Implementation should follow a phased approach beginning with strengthened diagnostic capacity and baseline surveillance, followed by pilot stewardship programs across representative camel production systems and eventual development of harmonized regional guidelines supported by One Health coordination.

8. Conclusions

Evidence now indicates that camels harbor clinically significant antimicrobial resistance mechanisms, including multidrug-resistant strains and resistance genes of critical public health concern.
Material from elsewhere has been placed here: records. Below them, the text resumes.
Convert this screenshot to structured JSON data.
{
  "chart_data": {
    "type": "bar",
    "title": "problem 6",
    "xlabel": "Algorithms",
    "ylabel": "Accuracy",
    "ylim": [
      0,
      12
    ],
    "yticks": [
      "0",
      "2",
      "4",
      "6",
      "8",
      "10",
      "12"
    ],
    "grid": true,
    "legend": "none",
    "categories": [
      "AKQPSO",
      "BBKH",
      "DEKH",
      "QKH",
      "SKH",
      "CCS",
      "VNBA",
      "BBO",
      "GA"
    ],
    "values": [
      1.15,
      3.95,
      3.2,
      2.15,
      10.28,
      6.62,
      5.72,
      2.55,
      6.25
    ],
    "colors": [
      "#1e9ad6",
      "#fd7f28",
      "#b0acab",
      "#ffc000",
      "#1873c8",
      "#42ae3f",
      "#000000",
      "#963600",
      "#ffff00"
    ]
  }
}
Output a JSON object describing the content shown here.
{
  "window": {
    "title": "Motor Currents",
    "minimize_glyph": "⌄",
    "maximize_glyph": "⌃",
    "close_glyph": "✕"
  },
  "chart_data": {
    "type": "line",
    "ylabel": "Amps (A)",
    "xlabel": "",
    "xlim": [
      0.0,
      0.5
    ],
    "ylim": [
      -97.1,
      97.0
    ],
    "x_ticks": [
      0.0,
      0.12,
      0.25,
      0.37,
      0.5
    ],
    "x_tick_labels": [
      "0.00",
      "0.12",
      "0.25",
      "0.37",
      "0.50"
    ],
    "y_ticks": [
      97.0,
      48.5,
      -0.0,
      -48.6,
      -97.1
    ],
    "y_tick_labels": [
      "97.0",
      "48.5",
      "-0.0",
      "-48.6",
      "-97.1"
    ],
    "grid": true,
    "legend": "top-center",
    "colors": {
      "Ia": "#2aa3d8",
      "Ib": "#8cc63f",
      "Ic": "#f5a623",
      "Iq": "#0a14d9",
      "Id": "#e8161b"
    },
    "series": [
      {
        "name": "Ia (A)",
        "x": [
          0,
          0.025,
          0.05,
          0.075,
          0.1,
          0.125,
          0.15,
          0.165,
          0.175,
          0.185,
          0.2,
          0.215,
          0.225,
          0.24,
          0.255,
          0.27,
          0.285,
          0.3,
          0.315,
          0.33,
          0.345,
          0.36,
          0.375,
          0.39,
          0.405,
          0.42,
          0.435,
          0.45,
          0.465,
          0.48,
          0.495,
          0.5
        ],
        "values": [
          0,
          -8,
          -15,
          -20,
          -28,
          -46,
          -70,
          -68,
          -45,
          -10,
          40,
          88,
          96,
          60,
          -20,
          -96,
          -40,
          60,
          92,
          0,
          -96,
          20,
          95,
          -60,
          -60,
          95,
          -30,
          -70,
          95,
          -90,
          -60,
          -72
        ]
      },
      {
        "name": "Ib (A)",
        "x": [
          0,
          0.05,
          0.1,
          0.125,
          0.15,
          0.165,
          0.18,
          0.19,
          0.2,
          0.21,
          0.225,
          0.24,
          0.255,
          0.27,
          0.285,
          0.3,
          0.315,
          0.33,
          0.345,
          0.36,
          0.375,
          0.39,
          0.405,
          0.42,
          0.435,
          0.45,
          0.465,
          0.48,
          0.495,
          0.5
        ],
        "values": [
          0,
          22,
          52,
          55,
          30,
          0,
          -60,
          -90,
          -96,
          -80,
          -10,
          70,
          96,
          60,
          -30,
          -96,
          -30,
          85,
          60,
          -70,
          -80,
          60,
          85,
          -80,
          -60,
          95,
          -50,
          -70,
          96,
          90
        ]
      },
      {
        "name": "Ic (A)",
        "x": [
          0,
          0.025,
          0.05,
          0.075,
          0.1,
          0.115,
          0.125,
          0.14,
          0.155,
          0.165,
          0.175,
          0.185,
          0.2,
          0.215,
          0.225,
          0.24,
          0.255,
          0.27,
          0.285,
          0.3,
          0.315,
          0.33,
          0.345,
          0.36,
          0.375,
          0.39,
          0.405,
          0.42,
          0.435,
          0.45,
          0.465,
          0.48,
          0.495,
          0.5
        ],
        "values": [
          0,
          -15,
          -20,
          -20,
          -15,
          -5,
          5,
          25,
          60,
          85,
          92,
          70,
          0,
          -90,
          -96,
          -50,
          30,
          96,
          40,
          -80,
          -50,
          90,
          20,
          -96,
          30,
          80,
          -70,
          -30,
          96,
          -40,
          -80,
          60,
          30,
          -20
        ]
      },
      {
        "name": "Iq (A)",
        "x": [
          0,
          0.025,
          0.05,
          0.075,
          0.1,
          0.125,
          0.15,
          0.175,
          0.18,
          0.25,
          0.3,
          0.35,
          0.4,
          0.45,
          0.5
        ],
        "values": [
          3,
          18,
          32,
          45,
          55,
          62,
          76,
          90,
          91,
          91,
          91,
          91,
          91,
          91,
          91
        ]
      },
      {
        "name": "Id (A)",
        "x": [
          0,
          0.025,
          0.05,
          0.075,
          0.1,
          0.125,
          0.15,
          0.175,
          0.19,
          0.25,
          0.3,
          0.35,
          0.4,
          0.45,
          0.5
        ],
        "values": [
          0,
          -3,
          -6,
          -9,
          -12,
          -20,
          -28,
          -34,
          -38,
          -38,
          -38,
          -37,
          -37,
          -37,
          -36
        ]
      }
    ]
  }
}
Molecular similarities between camel and human isolates suggest that camel production systems may function as a potential active interface within regional AMR networks rather than isolated reservoirs.

Despite this, camels remain largely absent from national AMR surveillance and stewardship frameworks. This gap reflects a structural misalignment between conventional livestock-based policies and the ecological realities of camel husbandry, including pastoral mobility, emerging intensification, and culturally embedded consumption practices.

Beyond regional implications, camel-associated AMR also has relevance for global health security, as camel production systems are closely linked to cross-border trade, animal movement, and international travel, particularly in regions with high mobility and tourism activity. These interconnected pathways may facilitate the transboundary spread of resistant bacteria and resistance genes, underscoring the importance of integrating camel systems into broader One Health surveillance and control strategies. Without deliberate inclusion, camel-associated AMR risks may persist as a preventable but overlooked component of regional resistance ecology.